I believe some OPC churches assign the financial duties to the deacons as other forms of service, but in many those duties are handled by the trustees. This is different from the PCA and ARP, though similar to the PCUSA I believe. I can see where this comes from in tradition (from the PCUSA), but looking at historical documents, such as the books of discipline, it seems that the deacons were responsible for the finances at the start of the Presbyterian church. Looking for any information on the reasons for this change in how the responsibility of the deacons away from finances, and why the OPC has this while other Presbyterian denominations don't.


----------



## ZackF (Apr 3, 2017)

It might be hard as "Trustee" isn't a biblical office.


----------



## SRoper (Apr 4, 2017)

The PCA has provisions for trustees (BCO 25-6 and following), but I haven't seen them in practice.

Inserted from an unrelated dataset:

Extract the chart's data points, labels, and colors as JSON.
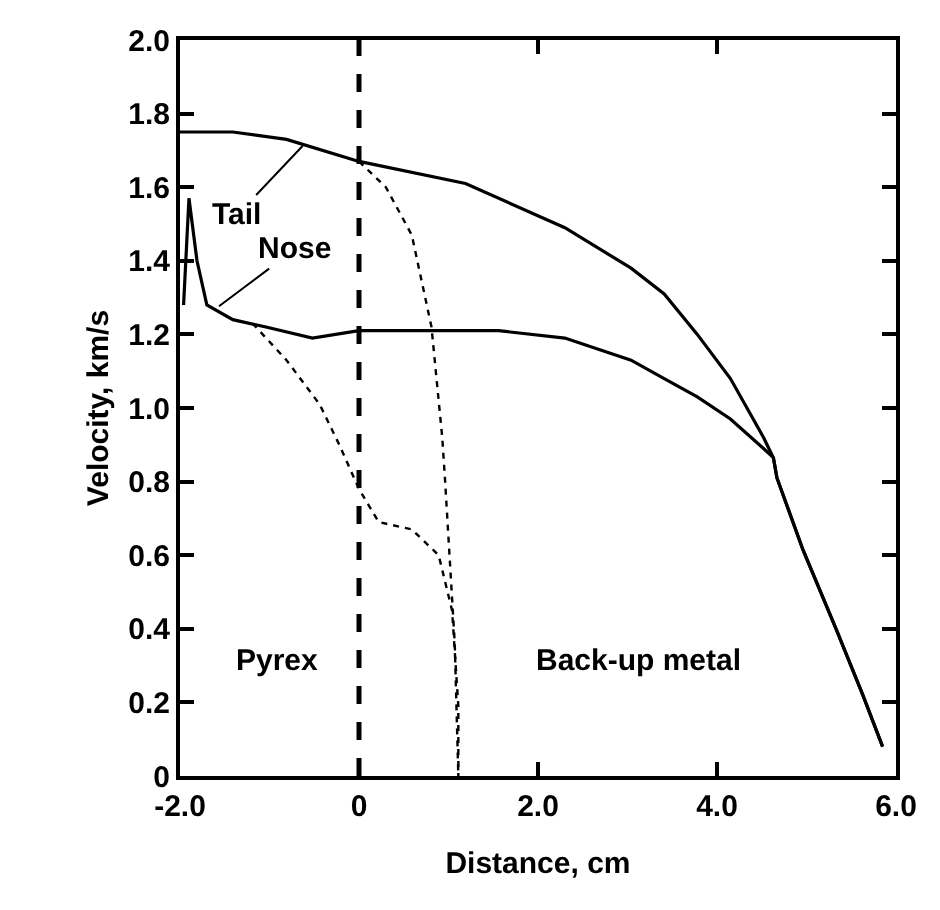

I associate trustees with old stone churches where some patron donated a bunch of money for the new bell tower and wants to be on a board. That's probably unfair.

The ARP allows for trustees as well (FoG 3.7 and following).


----------



## jwithnell (Apr 6, 2017)

Seems the trustee situation comes about as a matter of state law?


----------



## tangleword (Apr 6, 2017)

The ARP and PCA Trustees are really just for legal reasons (ARP it is the session, PCA it is for deeds and titles). In the OPC, they are often much more and do the duties assigned to the Deacons in the ARP and PCA FOG. In the ARP FoG 5.7 and 5.8 it states that Deacons are responsible for the finances and property. Similarly the PCA states the same in 9.2. The OPC in the FOG 9.4 just says the deacons duties are to "oversee the ministry of mercy in the church and shall collect and disburse funds for the relief of the needy." It does say that "Other forms of service for the church may also be committed to the deacons." which is what some churches use to have their deacons handle finances and property, but it is not specifically stated as a roll of the deacons, and in OPC churches with trustees it is a roll not preformed by the Deacons, which is very different from the PCA and ARP. The rational and/or history of not having the finances and property of the church be a responsibility of the Deacons (when it is in the PCA and ARP) what I was wondering about.


----------